Municipal park in San Francisco, California, United States

Pine Lake Park is a park located on the West Side of San Francisco, which encompasses Pine Lake.

== History ==
Following their move from Maine to San Francisco in 1847, the Greene family purchased a large property which included Stern Grove and Pine Lake. In 1887, a lawsuit forced the family to give up most of the property and allowed them to retain only the portion which today comprises the park and adjacent Sigmund Stern Recreation Grove. The family planted the eucalyptus trees that continue to surround the lake.

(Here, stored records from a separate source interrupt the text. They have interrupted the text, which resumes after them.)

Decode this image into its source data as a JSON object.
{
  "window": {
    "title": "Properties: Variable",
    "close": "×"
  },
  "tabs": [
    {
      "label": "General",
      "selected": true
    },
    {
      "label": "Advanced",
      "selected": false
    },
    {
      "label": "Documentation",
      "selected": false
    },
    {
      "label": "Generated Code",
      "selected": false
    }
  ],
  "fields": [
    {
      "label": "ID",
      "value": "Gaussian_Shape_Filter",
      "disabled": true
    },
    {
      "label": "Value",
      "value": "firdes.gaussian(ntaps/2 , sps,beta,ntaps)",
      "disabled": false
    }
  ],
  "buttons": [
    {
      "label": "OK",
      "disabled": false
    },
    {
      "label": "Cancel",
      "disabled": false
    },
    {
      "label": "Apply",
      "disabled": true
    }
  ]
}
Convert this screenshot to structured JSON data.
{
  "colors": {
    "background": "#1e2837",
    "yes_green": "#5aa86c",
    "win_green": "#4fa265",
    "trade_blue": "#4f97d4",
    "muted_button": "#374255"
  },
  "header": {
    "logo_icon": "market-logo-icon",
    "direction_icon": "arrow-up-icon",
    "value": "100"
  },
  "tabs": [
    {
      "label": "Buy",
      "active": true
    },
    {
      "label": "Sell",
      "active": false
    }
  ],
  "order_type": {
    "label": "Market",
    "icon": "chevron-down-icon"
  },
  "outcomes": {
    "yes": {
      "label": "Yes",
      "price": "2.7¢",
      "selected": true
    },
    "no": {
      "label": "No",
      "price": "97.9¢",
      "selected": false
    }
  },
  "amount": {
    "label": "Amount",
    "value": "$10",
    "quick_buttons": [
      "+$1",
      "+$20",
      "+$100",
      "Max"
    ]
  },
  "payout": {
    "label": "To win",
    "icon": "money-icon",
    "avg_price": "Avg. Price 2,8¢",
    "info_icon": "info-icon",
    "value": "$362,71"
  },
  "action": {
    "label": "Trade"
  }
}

The land and lake were purchased by the City of San Francisco in the five years following the opening of the adjoining Sigmund Stern Recreation Grove in 1932.

== Geography ==
Pine Lake Park is located in the southwest corner of San Francisco and occupies 30.29 acre. The park encompasses Pine Lake and is adjacent to Sigmund Stern Recreation Grove.

== Ecology ==
Migratory birds along the Pacific Flyway stop to feed, rest, or inhabit the surrounding area.

== Features ==
A trail encircles the lake and connects to a larger trail network through Stern Grove and a segment of the Bay Area Ridge Trail.

The park includes a dog play area.

== Operations ==
The park is operated by the San Francisco Recreation and Parks Department. It is open all year from 6am to 10pm.